Development: a Critique
It seems like development projects in the 70’s thought of themselves as Agent Smith showing up at the beginning of the Matrix where the local police are having trouble dealing with Trinity. The extent to which he thought he was “cool” and helping was directly proportional to how ineffective he was. Bloated self-images rarely go hand-in-hand with effective collaboration. Equal footing is essential for collaborators walking a path of service.
You’ve heard of armchair philosophers right? Well, I think that the armchair developers of the 70’s were even more out of touch with the masses of humanity. Publishing peer-reviewed papers on how to ‘modernize’ the ‘3rd world’ didn’t pan out as anticipated. Later, these same academics read several books about relationships and yet, shockingly, still failed to have happy marriages! Practice and experience are indispensable to developing sound theories.

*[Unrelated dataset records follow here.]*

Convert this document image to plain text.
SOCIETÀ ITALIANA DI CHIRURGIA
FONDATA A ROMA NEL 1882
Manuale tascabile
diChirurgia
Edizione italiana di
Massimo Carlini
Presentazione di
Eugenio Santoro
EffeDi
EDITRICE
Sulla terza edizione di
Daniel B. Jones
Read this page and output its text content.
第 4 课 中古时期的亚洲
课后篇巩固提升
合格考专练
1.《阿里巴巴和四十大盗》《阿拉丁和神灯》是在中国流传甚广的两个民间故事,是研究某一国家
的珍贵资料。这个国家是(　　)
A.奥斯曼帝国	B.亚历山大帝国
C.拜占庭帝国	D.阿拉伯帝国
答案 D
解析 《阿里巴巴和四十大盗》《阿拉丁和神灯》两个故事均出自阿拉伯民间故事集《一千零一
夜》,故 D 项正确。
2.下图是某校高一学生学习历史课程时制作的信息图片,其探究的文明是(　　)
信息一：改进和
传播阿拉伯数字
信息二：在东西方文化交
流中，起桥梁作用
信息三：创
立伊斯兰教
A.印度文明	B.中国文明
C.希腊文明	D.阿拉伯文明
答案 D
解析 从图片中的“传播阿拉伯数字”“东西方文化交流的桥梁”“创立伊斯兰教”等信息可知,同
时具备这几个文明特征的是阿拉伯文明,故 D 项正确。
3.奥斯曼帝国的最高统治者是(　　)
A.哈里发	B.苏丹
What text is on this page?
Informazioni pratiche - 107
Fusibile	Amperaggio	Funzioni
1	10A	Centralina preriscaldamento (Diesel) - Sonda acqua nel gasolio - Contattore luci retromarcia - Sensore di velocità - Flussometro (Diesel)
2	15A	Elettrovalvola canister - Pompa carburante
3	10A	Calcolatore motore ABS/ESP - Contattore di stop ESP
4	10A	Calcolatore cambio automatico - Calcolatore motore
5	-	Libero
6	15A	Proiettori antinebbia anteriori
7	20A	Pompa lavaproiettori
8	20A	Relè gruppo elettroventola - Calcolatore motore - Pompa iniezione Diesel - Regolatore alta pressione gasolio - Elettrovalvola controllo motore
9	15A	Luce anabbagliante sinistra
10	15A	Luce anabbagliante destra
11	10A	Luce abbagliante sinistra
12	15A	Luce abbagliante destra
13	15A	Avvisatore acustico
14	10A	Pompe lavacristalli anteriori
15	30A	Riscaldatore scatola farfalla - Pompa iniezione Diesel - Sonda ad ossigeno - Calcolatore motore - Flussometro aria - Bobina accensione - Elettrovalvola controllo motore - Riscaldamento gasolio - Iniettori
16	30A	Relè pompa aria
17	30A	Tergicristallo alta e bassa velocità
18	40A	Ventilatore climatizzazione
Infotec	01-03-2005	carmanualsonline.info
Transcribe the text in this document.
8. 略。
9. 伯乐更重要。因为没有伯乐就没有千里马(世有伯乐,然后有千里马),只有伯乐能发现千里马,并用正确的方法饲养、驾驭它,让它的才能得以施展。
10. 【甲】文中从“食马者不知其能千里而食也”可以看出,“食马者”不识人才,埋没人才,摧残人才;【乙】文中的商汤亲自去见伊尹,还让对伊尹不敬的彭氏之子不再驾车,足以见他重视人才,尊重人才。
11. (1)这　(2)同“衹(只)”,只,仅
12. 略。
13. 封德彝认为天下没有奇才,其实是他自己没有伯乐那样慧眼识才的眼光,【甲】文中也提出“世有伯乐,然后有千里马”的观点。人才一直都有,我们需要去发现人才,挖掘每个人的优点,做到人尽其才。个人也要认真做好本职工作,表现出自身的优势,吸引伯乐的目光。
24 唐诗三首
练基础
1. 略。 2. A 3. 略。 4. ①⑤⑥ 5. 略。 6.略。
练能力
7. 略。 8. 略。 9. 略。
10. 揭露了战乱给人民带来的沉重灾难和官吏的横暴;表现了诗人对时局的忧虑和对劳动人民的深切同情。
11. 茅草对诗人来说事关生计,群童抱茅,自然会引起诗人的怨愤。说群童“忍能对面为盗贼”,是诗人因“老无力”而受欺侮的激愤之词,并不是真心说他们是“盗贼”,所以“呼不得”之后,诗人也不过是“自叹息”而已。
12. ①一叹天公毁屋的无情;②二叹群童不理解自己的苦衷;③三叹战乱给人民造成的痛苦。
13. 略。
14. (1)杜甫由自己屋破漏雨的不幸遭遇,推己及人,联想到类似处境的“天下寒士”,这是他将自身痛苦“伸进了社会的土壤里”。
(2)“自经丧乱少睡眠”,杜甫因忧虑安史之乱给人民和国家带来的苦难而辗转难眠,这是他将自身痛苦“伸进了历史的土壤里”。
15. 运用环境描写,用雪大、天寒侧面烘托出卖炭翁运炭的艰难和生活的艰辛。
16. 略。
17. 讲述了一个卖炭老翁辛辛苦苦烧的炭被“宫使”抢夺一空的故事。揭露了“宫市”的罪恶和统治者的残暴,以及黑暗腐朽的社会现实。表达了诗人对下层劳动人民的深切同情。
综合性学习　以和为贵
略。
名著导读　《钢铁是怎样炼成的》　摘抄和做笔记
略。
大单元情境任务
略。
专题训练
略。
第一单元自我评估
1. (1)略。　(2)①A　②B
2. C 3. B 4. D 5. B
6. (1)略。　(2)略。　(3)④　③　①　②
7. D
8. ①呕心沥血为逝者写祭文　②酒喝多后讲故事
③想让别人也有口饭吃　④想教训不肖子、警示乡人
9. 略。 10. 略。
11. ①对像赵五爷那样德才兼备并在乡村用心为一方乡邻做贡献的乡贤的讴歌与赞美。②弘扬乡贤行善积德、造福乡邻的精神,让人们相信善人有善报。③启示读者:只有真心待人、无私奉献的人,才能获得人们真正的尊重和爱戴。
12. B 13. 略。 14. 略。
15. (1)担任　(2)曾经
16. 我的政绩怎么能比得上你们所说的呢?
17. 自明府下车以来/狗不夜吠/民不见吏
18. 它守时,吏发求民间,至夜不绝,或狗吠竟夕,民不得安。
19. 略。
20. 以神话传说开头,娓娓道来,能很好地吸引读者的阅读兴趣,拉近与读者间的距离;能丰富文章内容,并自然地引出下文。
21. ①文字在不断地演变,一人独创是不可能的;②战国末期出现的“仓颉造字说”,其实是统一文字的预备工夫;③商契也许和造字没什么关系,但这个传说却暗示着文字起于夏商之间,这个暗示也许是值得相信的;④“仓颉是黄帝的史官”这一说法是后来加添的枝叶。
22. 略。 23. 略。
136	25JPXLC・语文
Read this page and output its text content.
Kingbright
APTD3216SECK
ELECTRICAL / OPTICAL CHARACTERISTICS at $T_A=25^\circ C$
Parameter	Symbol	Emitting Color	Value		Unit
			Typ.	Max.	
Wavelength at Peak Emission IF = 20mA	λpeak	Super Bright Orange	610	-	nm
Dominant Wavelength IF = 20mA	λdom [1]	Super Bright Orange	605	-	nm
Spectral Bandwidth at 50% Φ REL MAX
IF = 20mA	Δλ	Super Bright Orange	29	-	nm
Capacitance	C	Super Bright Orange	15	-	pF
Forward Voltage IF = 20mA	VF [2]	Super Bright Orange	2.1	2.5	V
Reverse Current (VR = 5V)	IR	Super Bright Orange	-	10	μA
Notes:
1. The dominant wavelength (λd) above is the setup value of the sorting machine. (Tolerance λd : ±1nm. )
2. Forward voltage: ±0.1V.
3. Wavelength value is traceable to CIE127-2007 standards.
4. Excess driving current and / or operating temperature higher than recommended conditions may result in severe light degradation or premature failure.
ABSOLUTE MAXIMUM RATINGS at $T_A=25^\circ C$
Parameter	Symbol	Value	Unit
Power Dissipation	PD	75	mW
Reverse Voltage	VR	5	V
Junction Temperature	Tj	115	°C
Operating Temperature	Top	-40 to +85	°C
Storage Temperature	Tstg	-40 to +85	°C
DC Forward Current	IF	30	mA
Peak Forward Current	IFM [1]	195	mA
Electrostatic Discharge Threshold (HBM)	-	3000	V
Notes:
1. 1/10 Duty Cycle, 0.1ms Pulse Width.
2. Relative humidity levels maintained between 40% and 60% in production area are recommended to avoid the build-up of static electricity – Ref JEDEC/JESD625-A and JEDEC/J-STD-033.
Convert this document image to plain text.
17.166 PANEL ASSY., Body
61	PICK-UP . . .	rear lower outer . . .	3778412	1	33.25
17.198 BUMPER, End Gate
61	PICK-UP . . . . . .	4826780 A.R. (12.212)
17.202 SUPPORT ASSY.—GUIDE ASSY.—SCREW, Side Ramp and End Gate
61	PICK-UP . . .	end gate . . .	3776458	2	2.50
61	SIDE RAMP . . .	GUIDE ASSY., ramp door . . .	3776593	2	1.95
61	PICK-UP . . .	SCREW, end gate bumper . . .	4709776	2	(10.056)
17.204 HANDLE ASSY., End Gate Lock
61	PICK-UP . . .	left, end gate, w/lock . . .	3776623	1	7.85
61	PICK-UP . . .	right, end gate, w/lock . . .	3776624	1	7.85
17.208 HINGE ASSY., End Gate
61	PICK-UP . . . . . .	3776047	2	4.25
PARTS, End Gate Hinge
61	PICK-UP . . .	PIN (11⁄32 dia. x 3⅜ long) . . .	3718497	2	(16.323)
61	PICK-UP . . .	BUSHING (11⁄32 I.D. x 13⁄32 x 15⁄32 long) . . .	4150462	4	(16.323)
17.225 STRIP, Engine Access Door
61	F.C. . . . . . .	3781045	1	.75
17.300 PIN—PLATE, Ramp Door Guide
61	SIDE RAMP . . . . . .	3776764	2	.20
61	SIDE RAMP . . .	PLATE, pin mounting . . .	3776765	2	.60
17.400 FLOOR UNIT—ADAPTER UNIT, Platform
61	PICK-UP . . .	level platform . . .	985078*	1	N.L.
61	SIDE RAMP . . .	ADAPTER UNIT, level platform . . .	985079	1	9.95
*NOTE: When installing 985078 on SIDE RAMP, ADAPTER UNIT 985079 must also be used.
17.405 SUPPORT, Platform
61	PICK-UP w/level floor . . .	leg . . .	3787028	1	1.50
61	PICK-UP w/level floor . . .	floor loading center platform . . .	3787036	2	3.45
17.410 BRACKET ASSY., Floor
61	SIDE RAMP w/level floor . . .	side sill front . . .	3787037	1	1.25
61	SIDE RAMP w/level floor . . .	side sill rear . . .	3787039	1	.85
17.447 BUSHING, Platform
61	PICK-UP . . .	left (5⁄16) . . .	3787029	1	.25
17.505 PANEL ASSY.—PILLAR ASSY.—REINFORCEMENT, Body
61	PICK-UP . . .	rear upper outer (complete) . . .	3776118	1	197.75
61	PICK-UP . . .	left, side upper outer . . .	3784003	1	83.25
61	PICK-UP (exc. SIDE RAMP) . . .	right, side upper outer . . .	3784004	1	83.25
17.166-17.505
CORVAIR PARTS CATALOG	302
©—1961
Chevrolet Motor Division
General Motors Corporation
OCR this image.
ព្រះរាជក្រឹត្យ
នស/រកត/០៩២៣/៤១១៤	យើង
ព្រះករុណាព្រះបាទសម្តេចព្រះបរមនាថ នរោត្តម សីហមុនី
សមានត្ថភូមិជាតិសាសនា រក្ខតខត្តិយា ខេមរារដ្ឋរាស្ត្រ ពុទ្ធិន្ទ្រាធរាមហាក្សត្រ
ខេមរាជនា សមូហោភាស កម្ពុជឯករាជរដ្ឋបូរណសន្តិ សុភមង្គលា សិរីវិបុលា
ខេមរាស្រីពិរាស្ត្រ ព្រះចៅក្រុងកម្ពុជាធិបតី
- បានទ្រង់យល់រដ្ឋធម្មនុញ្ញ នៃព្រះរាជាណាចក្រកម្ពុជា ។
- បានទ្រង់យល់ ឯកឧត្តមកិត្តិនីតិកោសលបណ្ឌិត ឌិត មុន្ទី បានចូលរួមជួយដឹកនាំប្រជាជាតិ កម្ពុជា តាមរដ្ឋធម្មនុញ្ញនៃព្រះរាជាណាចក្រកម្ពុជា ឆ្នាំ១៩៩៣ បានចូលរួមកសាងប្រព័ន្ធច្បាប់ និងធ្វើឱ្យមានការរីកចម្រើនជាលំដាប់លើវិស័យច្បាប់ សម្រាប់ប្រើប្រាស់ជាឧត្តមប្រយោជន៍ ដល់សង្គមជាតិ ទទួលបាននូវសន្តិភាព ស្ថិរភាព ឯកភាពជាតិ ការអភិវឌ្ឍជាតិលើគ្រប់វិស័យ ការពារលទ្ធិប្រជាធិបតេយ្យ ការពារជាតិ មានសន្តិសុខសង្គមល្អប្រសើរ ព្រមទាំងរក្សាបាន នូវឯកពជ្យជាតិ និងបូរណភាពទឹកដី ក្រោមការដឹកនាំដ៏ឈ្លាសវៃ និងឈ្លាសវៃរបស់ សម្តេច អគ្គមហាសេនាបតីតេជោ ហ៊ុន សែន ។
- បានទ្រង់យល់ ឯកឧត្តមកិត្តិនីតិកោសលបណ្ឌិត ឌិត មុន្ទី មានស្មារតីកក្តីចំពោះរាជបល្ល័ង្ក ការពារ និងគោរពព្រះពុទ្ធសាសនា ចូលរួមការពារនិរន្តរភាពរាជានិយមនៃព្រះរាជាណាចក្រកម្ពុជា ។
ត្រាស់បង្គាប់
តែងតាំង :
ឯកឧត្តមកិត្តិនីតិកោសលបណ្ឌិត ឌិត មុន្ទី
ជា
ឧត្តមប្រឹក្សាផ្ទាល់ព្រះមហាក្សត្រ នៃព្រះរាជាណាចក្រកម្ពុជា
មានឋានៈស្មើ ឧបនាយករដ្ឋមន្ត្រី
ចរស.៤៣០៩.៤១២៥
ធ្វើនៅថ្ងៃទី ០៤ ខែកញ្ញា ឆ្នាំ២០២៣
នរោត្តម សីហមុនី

The difference between academic and spiritual communities concerned with development reminds me of the difference between record label agents and your mother. Record label agents may offer your wildest dreams coming true, but your mother always seems to love you more. Genuine solidarity with the oppressed is essential for successful transformation at the grassroots.
Development defined as better health, better housing, better education, better employment, better family life, and better community organization — reminds me of the scene from Zoolander where him and his buddy are jumping around karate-chopping the desktop monitor because the “files are in the computer”. Unfortunately for Zoolander and Development models, things consist of more than just their material parts. Spiritual motivation is intrinsic to human purpose.
Full participation from indigenous populations is like the holy grail of development. In that case, the whole history of development is like King Arthur and his band of merry men in Monty Python’s movie as they fumble along the path searching for the Holy Grail. Co-determination, and not just co-implementation, are necessary for full participation.
Developers contemplating the role of indigenous people are like little boys scheming ways of falling asleep before their mom asks them to brush their teeth for bed. Closing your eyes to the role of self-determination does not make the problem go away. Genuine learning from rural people facilitates the process of capacity building and empowerment at the grassroots level.
Robert McNamara is to the World Bank development efforts as Ronald Reagan is to modern economic policy: the father of Top Down models. Transformation like money must bubble up before it can trickle down.